Il nemico numero uno del melograno è l’umidità, che ne provoca la spaccatura dell’epidermide e quindi la fuoriuscita dei preziosi grani. Pertanto predilige ambienti asciutti, clima mite e terreno ben drenato.

Sebbene il melograno possa svilupparsi nelle zone più aride, richiede un notevole fabbisogno idrico soprattutto in primavera ed estate. Perciò il suo asso nella manica sarà l’acqua, ma occhio a calibrarne bene l’uso!

i segreti per coltivare il melograno

Secondo uno studio dell’Università del Cile (paese in cui la varietà più prodotta è la Wonderful), l’intensità di colore sui frutti cambia secondo l’irradiazione solare. Ma anche in questo caso, l’esposizione va dosata.
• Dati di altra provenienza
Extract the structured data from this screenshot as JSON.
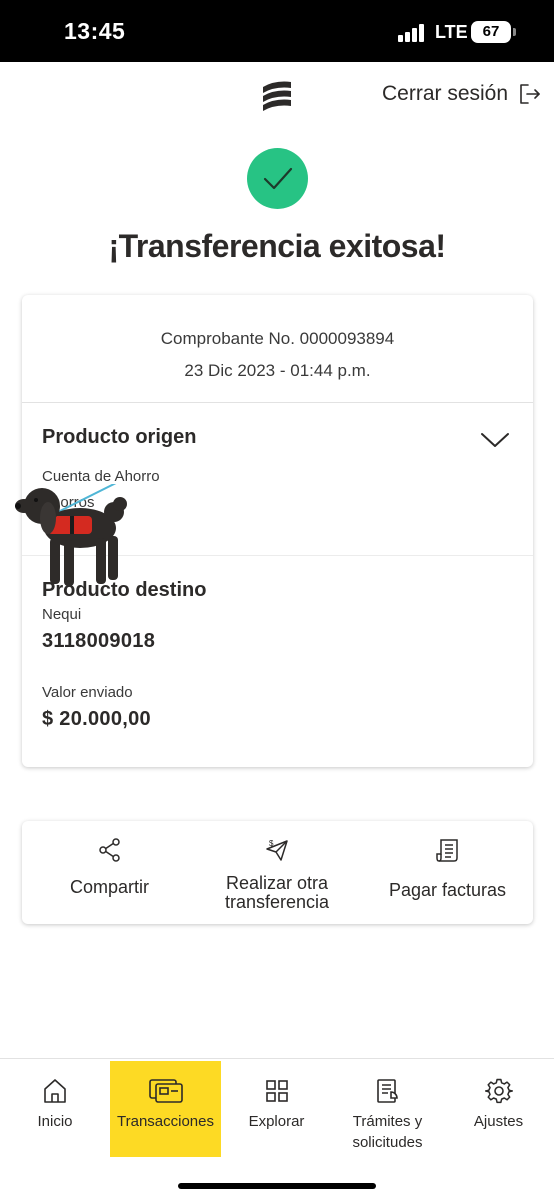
{
  "status_bar": {
    "time": "13:45",
    "network": "LTE",
    "battery": "67"
  },
  "header": {
    "logout_label": "Cerrar sesión"
  },
  "success": {
    "title": "¡Transferencia exitosa!",
    "check_color": "#27c384"
  },
  "receipt": {
    "number": "Comprobante No. 0000093894",
    "date": "23 Dic 2023 - 01:44 p.m."
  },
  "origin": {
    "title": "Producto origen",
    "account_type": "Cuenta de Ahorro",
    "account_sub": "Ahorros"
  },
  "destination": {
    "title": "Producto destino",
    "bank": "Nequi",
    "account": "3118009018"
  },
  "amount": {
    "label": "Valor enviado",
    "value": "$ 20.000,00"
  },
  "actions": [
    {
      "label": "Compartir",
      "icon": "share-icon"
    },
    {
      "label_line1": "Realizar otra",
      "label_line2": "transferencia",
      "icon": "send-money-icon"
    },
    {
      "label": "Pagar facturas",
      "icon": "bill-icon"
    }
  ],
  "nav": [
    {
      "label": "Inicio",
      "icon": "home-icon"
    },
    {
      "label": "Transacciones",
      "icon": "transactions-icon",
      "active": true
    },
    {
      "label": "Explorar",
      "icon": "grid-icon"
    },
    {
      "label_line1": "Trámites y",
      "label_line2": "solicitudes",
      "icon": "documents-icon"
    },
    {
      "label": "Ajustes",
      "icon": "gear-icon"
    }
  ],
  "colors": {
    "accent": "#fdda24",
    "text": "#2c2a29",
    "success": "#27c384"
  }
}
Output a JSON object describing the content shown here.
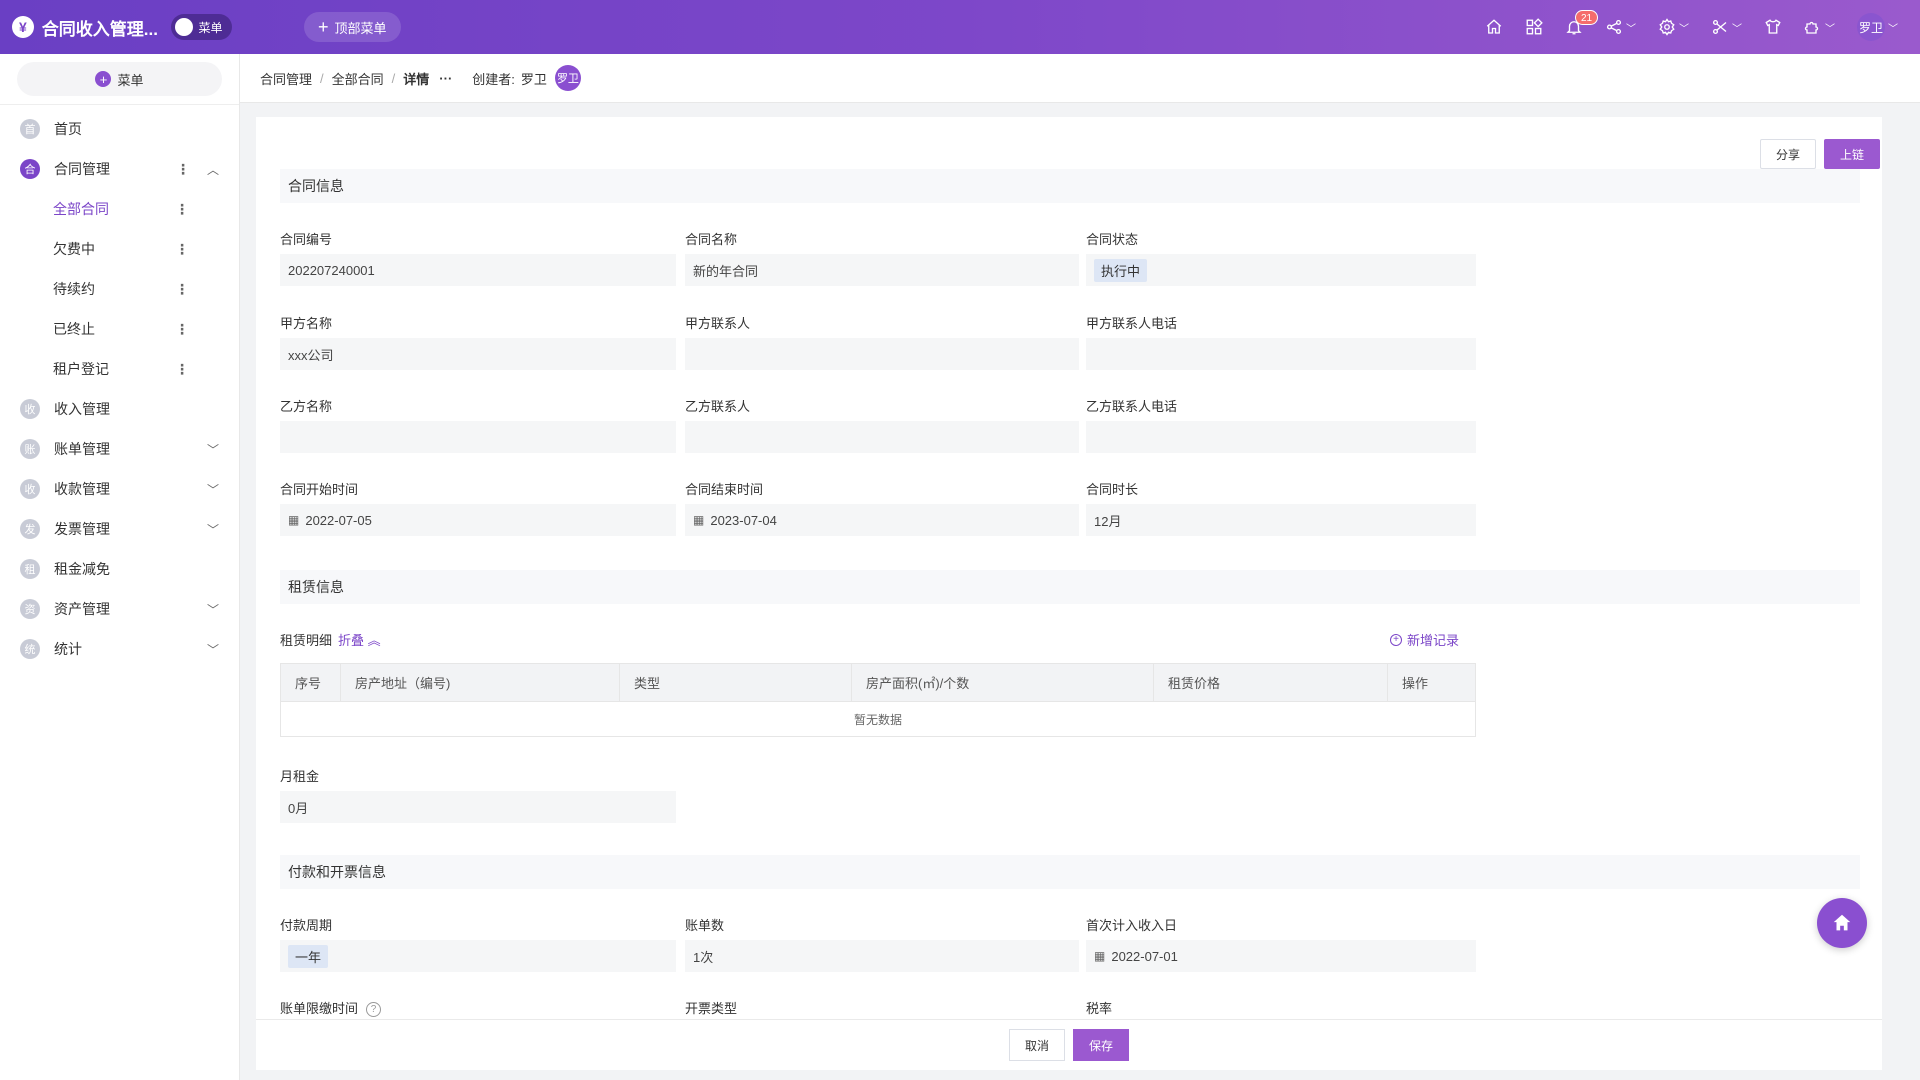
{
  "app": {
    "logo": "¥",
    "title": "合同收入管理...",
    "menu_toggle_label": "菜单",
    "top_menu_label": "顶部菜单"
  },
  "topbar_icons": {
    "notification_count": "21",
    "user_name": "罗卫"
  },
  "sidebar": {
    "menu_btn_label": "菜单",
    "items": [
      {
        "icon": "首",
        "label": "首页"
      },
      {
        "icon": "合",
        "label": "合同管理"
      },
      {
        "icon": "收",
        "label": "收入管理"
      },
      {
        "icon": "账",
        "label": "账单管理"
      },
      {
        "icon": "收",
        "label": "收款管理"
      },
      {
        "icon": "发",
        "label": "发票管理"
      },
      {
        "icon": "租",
        "label": "租金减免"
      },
      {
        "icon": "资",
        "label": "资产管理"
      },
      {
        "icon": "统",
        "label": "统计"
      }
    ],
    "sub_items": [
      {
        "label": "全部合同"
      },
      {
        "label": "欠费中"
      },
      {
        "label": "待续约"
      },
      {
        "label": "已终止"
      },
      {
        "label": "租户登记"
      }
    ]
  },
  "breadcrumb": {
    "items": [
      "合同管理",
      "全部合同",
      "详情"
    ],
    "more": "···",
    "creator_label": "创建者:",
    "creator_name": "罗卫",
    "creator_avatar": "罗卫"
  },
  "actions": {
    "share": "分享",
    "chain": "上链",
    "cancel": "取消",
    "save": "保存"
  },
  "sections": {
    "contract_info": "合同信息",
    "lease_info": "租赁信息",
    "payment_info": "付款和开票信息"
  },
  "fields": {
    "contract_no": {
      "label": "合同编号",
      "value": "202207240001"
    },
    "contract_name": {
      "label": "合同名称",
      "value": "新的年合同"
    },
    "contract_status": {
      "label": "合同状态",
      "value": "执行中"
    },
    "party_a_name": {
      "label": "甲方名称",
      "value": "xxx公司"
    },
    "party_a_contact": {
      "label": "甲方联系人",
      "value": ""
    },
    "party_a_phone": {
      "label": "甲方联系人电话",
      "value": ""
    },
    "party_b_name": {
      "label": "乙方名称",
      "value": ""
    },
    "party_b_contact": {
      "label": "乙方联系人",
      "value": ""
    },
    "party_b_phone": {
      "label": "乙方联系人电话",
      "value": ""
    },
    "start_date": {
      "label": "合同开始时间",
      "value": "2022-07-05"
    },
    "end_date": {
      "label": "合同结束时间",
      "value": "2023-07-04"
    },
    "duration": {
      "label": "合同时长",
      "value": "12月"
    },
    "monthly_rent": {
      "label": "月租金",
      "value": "0月"
    },
    "pay_cycle": {
      "label": "付款周期",
      "value": "一年"
    },
    "bill_count": {
      "label": "账单数",
      "value": "1次"
    },
    "first_income_date": {
      "label": "首次计入收入日",
      "value": "2022-07-01"
    },
    "bill_deadline": {
      "label": "账单限缴时间"
    },
    "invoice_type": {
      "label": "开票类型"
    },
    "tax_rate": {
      "label": "税率"
    }
  },
  "lease_table": {
    "title": "租赁明细",
    "fold_label": "折叠",
    "add_label": "新增记录",
    "columns": [
      "序号",
      "房产地址（编号)",
      "类型",
      "房产面积(㎡)/个数",
      "租赁价格",
      "操作"
    ],
    "empty_text": "暂无数据"
  }
}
Quando infatti il sole “bacia” troppo il melograno, può causare antipatiche scure macchioline sull’epidermide e nei casi più estremi compromettere il contenuto del frutto.

La “crema solare” contro le ustioni potrebbe essere l’applicazione sui frutti di argilla bianca (caolino); tuttavia la soluzione meno costosa è prediligere sesti d’impianto ampi che facilitano la graduale somministrazione della Luce.

Come tutte le belle donne, anche “Miss Melograno” desidera ogni tanto una spuntatina alla sua indomabile chioma.

Indispensabile la potatura estiva per eliminare i succhioni (germogli) mentre la potatura invernale sarà necessaria solo per eliminare rami rotti o controllare l’andamento dell’albero.